PARIS – Pirates seized control of a French luxury yacht carrying 30 crew members Friday in the Gulf of Aden off Somalia's coast, the French government and the ship's owner said.
Attackers stormed the three-mast Le Ponant as it returned without passengers from the Seychelles, in the Indian Ocean, toward the Mediterranean Sea, said officials with French maritime transport company CMA-CGM.
"This is a blatant act of piracy," Prime Minister Francois Fillon told reporters while on a visit to Brussels. "The Defense and Foreign Ministries are mobilized to act as quickly as possible, I hope in the coming minutes or hours to try to win the freedom of these hostages."
He did not elaborate. France has considerable military resources in the region, including a base in Djibouti and a naval flotilla circulating in the Indian Ocean.
The ship was in the high seas in the Gulf of Aden, off Somalia's coast in the Indian Ocean, the ministry said.
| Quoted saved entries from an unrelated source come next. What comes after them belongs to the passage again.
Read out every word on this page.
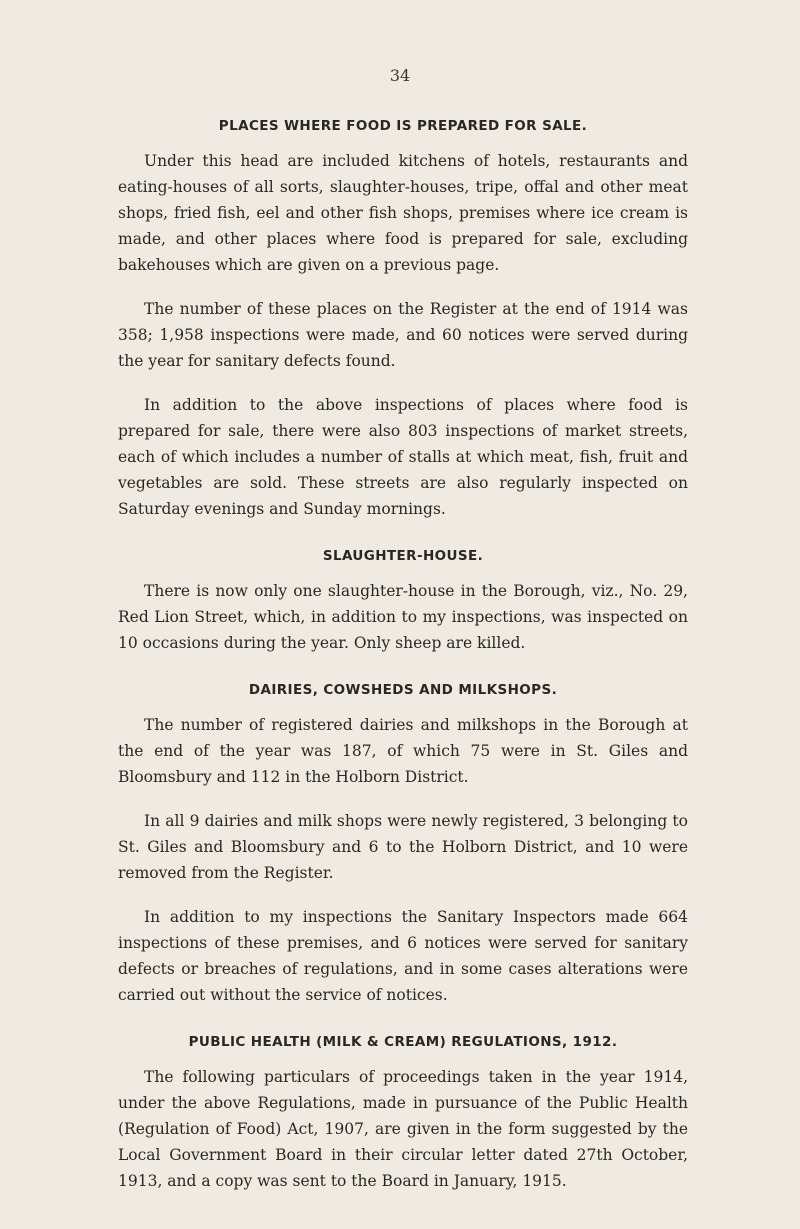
34
PLACES WHERE FOOD IS PREPARED FOR SALE.

Under this head are included kitchens of hotels, restaurants and eating-houses of all sorts, slaughter-houses, tripe, offal and other meat shops, fried fish, eel and other fish shops, premises where ice cream is made, and other places where food is prepared for sale, excluding bakehouses which are given on a previous page.

The number of these places on the Register at the end of 1914 was 358; 1,958 inspections were made, and 60 notices were served during the year for sanitary defects found.

In addition to the above inspections of places where food is prepared for sale, there were also 803 inspections of market streets, each of which includes a number of stalls at which meat, fish, fruit and vegetables are sold. These streets are also regularly inspected on Saturday evenings and Sunday mornings.

SLAUGHTER-HOUSE.

There is now only one slaughter-house in the Borough, viz., No. 29, Red Lion Street, which, in addition to my inspections, was inspected on 10 occasions during the year. Only sheep are killed.

DAIRIES, COWSHEDS AND MILKSHOPS.

The number of registered dairies and milkshops in the Borough at the end of the year was 187, of which 75 were in St. Giles and Bloomsbury and 112 in the Holborn District.

In all 9 dairies and milk shops were newly registered, 3 belonging to St. Giles and Bloomsbury and 6 to the Holborn District, and 10 were removed from the Register.

In addition to my inspections the Sanitary Inspectors made 664 inspections of these premises, and 6 notices were served for sanitary defects or breaches of regulations, and in some cases alterations were carried out without the service of notices.

PUBLIC HEALTH (MILK & CREAM) REGULATIONS, 1912.

The following particulars of proceedings taken in the year 1914, under the above Regulations, made in pursuance of the Public Health (Regulation of Food) Act, 1907, are given in the form suggested by the Local Government Board in their circular letter dated 27th October, 1913, and a copy was sent to the Board in January, 1915.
At least some of the crew members are French. The company declined to identify any other crew member nationalities.
"French authorities are handling the situation," Jean-Emmanuel Sauvee, managing director of La Compagnie des Iles du Ponant, told reporters in the southeastern city of Marseille, where his subsidiary of CMA-CGM is based. The company did not want to comment further so as not to endanger the crew members held hostage, he said.
According to the company's Web site, the 288-foot boat features four decks, two restaurants, and indoor and outdoor luxury lounges. It can hold up to 64 passengers.
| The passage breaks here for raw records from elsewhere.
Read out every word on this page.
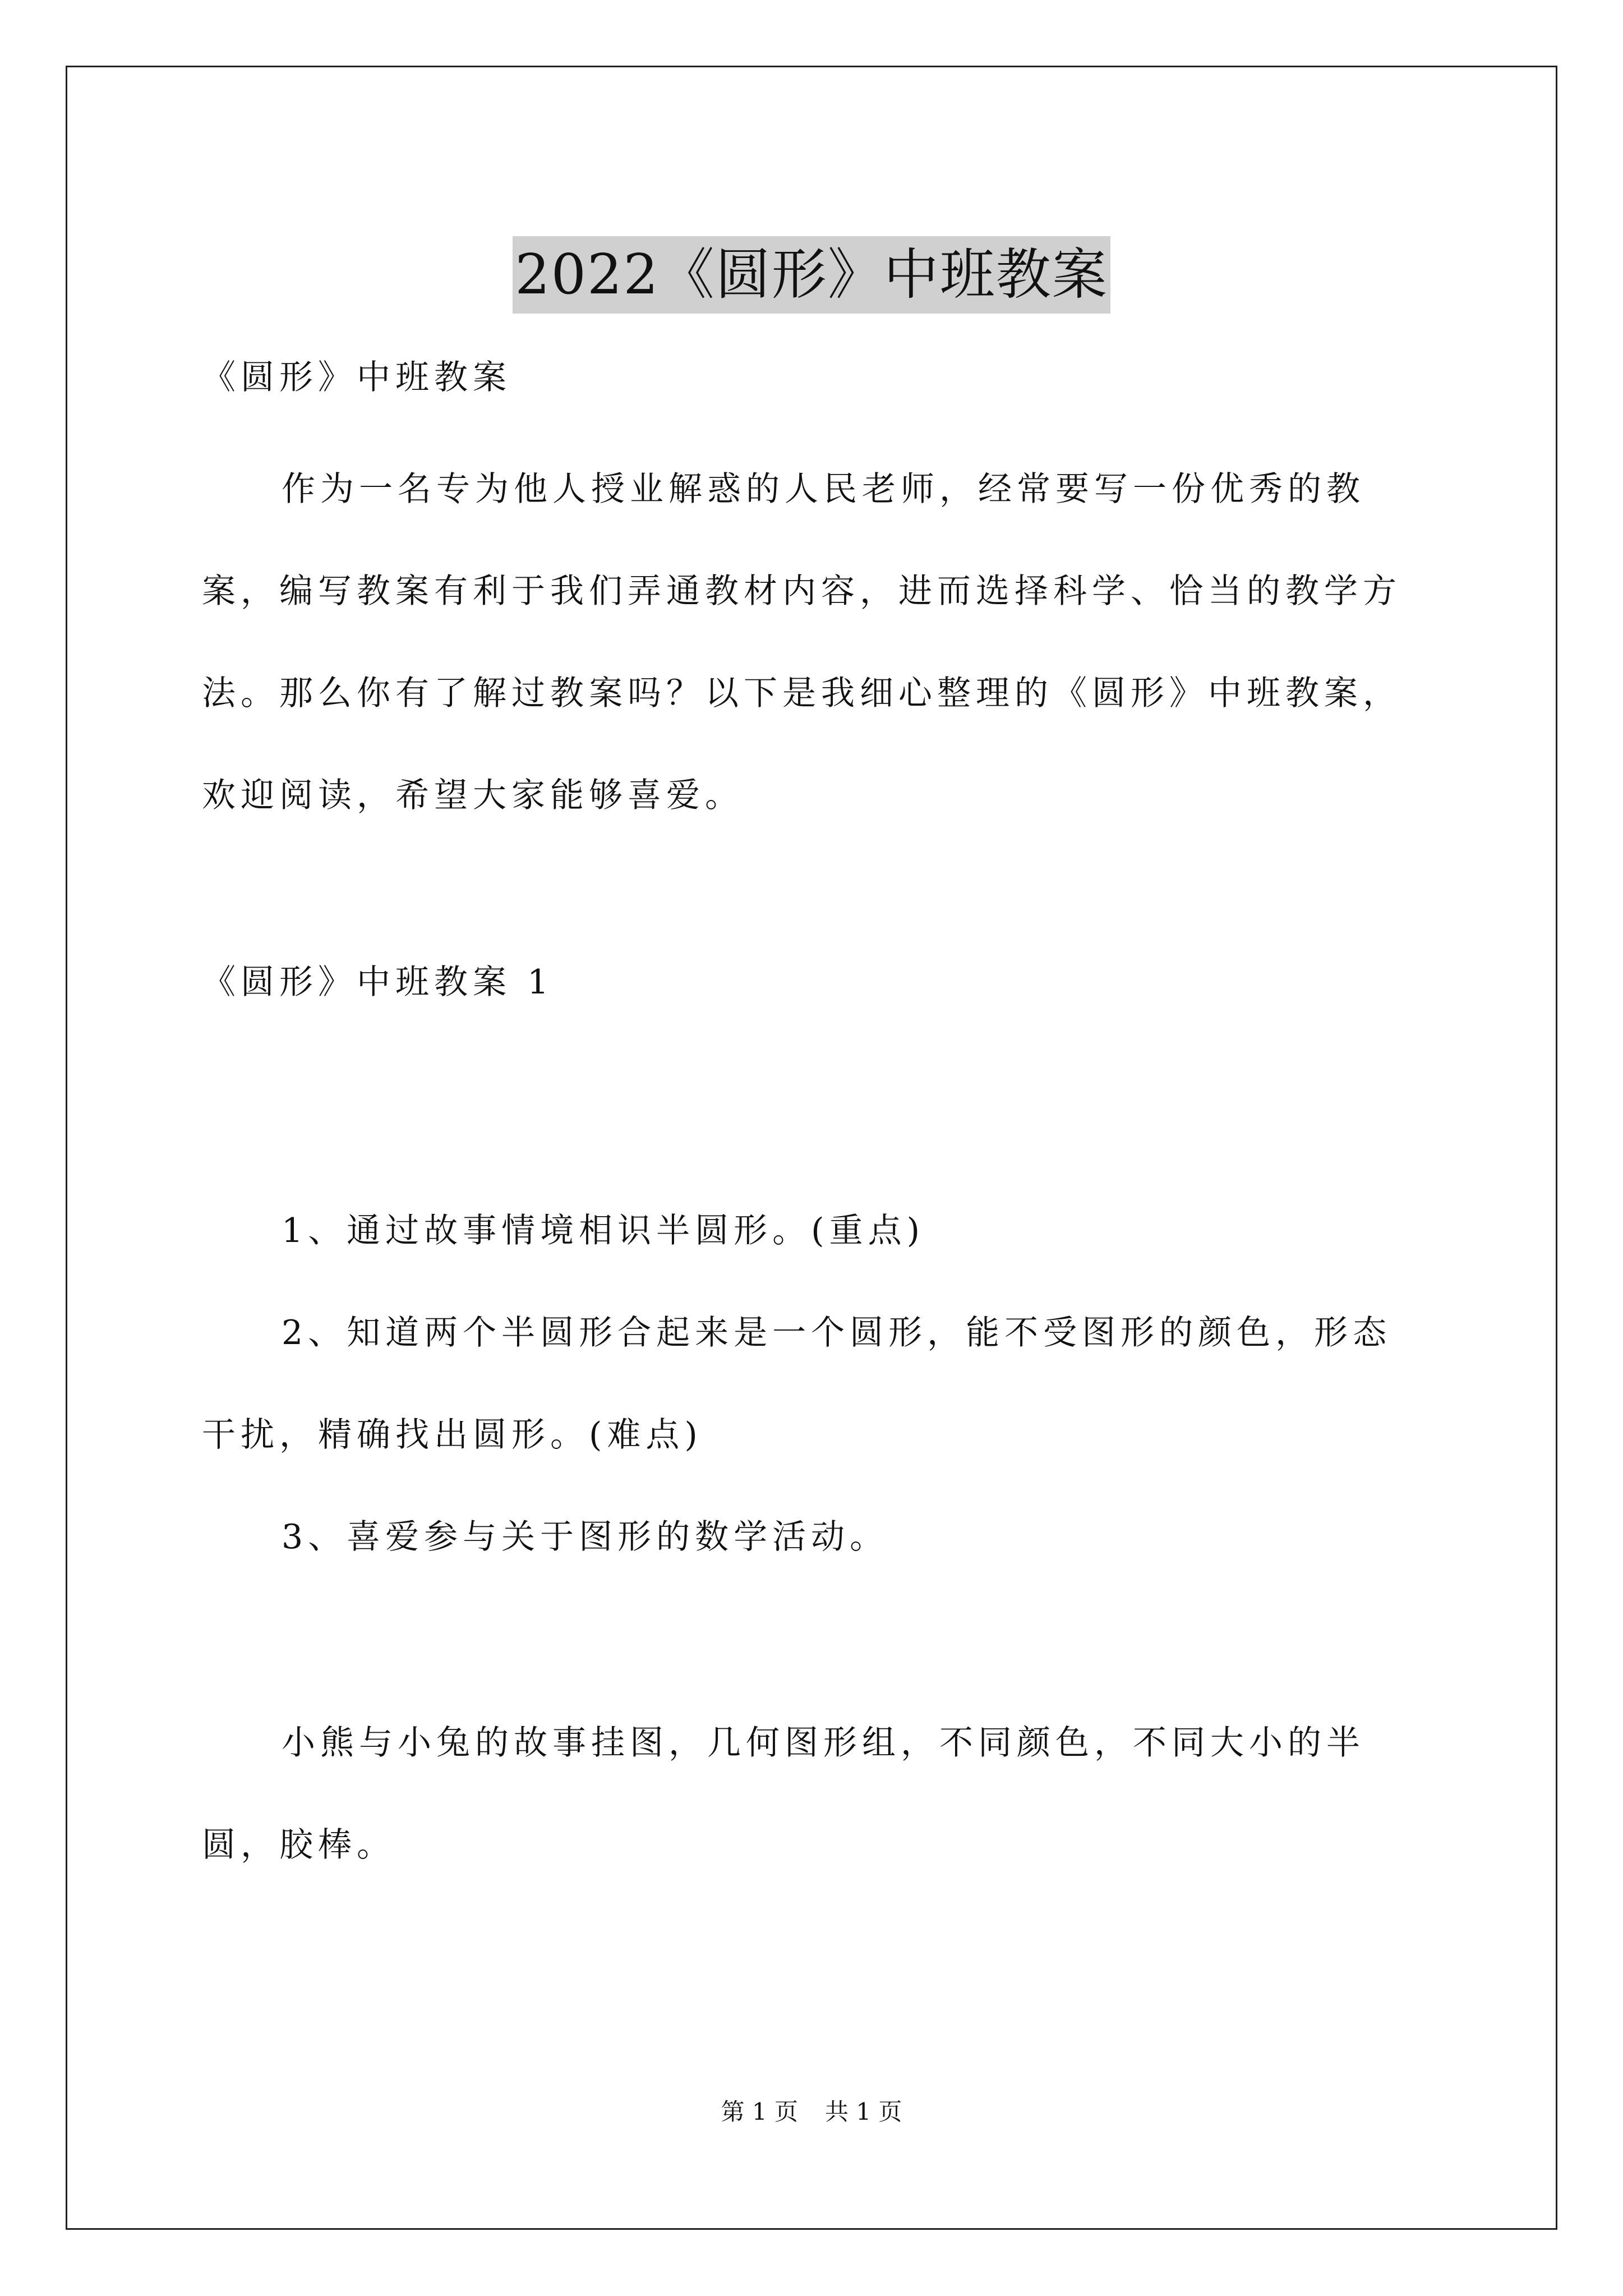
2022《圆形》中班教案

《圆形》中班教案

作为一名专为他人授业解惑的人民老师，经常要写一份优秀的教案，编写教案有利于我们弄通教材内容，进而选择科学、恰当的教学方法。那么你有了解过教案吗？以下是我细心整理的《圆形》中班教案，欢迎阅读，希望大家能够喜爱。

《圆形》中班教案 1

1、通过故事情境相识半圆形。(重点)

2、知道两个半圆形合起来是一个圆形，能不受图形的颜色，形态干扰，精确找出圆形。(难点)

3、喜爱参与关于图形的数学活动。

小熊与小兔的故事挂图，几何图形组，不同颜色，不同大小的半圆，胶棒。

第 1 页 共 1 页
Le Ponant was next scheduled to carry passengers as part of a 10-day, 7-night trip from Alexandria, Egypt, to Valletta, Malta starting April 19. Prices started at $3,465, not including air fare or taxes.
Pirates seized more than two dozen ships off Somalia's coast last year.
Denmark's government paid a ransom to win the release in August of the crew of a Danish cargo ship that was hijacked by Somali pirates some two months after they were taken captive.
The U.S. Navy has led international patrols to try to combat piracy in the region. Last year, the guided missile destroyer USS Porter opened fire to destroy pirate skiffs tied to a Japanese tanker.
Wracked by more than a decade of violence and anarchy, Somalia does not have its own navy, and a transitional government formed in 2004 with U.N. help has struggled to assert control.
The International Maritime Bureau, which tracks piracy, said in its annual report earlier this year that global pirate attacks rose 10 percent in 2007, marking the first increase in three years.